Ingvild ? Elle s'était entichée des Ressachaux, le vieux chalet accroché à flanc de montagne. Elle le rénovait, l'enjolivait, l'égayait, lui redonnait vie. Avec la ferme intention, déclarait-elle dans un mauvais français irrésistible, de lui conserver son âme d'antan.  

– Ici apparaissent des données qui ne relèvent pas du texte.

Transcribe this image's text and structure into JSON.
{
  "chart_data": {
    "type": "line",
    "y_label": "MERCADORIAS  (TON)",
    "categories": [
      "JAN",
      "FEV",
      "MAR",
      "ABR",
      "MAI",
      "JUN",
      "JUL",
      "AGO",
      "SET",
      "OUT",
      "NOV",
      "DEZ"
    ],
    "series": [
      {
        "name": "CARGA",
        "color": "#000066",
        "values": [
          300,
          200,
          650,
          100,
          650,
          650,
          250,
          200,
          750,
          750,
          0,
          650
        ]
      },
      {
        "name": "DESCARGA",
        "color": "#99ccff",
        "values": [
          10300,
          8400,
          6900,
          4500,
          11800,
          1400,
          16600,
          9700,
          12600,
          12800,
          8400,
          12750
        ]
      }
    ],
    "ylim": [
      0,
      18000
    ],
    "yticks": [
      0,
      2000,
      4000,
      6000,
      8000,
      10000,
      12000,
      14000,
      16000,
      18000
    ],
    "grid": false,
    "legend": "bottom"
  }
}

Ainsi commença leur histoire.

Au solstice d'hiver, le mari d'Ingvild, violoniste de renom, séjournait à Bergen. C'est alors que le rempailleur de chaises suggéra à l'étrangère de demander conseil, pour la décoration du chalet, à Marco Charvaz. « Ce garçon, madame, sait tout faire. Dites-lui que vous venez de ma part. »
En dépit d'une violente tempête de neige et d'une température sibérienne, Marco ne se fit guère prier pour monter aux Ressachaux. Là-haut, un poêle à bois d'autrefois, poussif, ainsi qu'un feu de cheminée dont il s'empressa de revigorer les flammes, apportaient le minimum de chaleur. Lumière ambrée et moelleux coussins ocrés incitaient peu au négoce. D'autant que « La Chanson de Solveig », d'Edvard Grieg, rendait l'ambiance encore plus intimiste. Plus troublante.
« Aimez-vous, Marco, cette mélodie d'amour ? »
Il aimait tout. Absolument tout. Il écouta Ingvild raconter la chute et la rédemption de Peer Gynt, personnage du théâtre d'Ibsen puisé dans l'imaginaire des traditions et contes populaires norvégiens. Il écouta Ingvild décrire les fjords sertis dans la montagne, les forêts de silence, les aurores boréales, le soleil de minuit, les plateaux d'altitude, les troupeaux de rennes... Puis, il ôta le semainier argenté d'Ingvild. Effleura ses cheveux. Apprivoisa ses lèvres. Caressa ses seins. Et, à l'image du vent faisant frémir les épicéas, fit vibrer le corps de son amante des neiges. 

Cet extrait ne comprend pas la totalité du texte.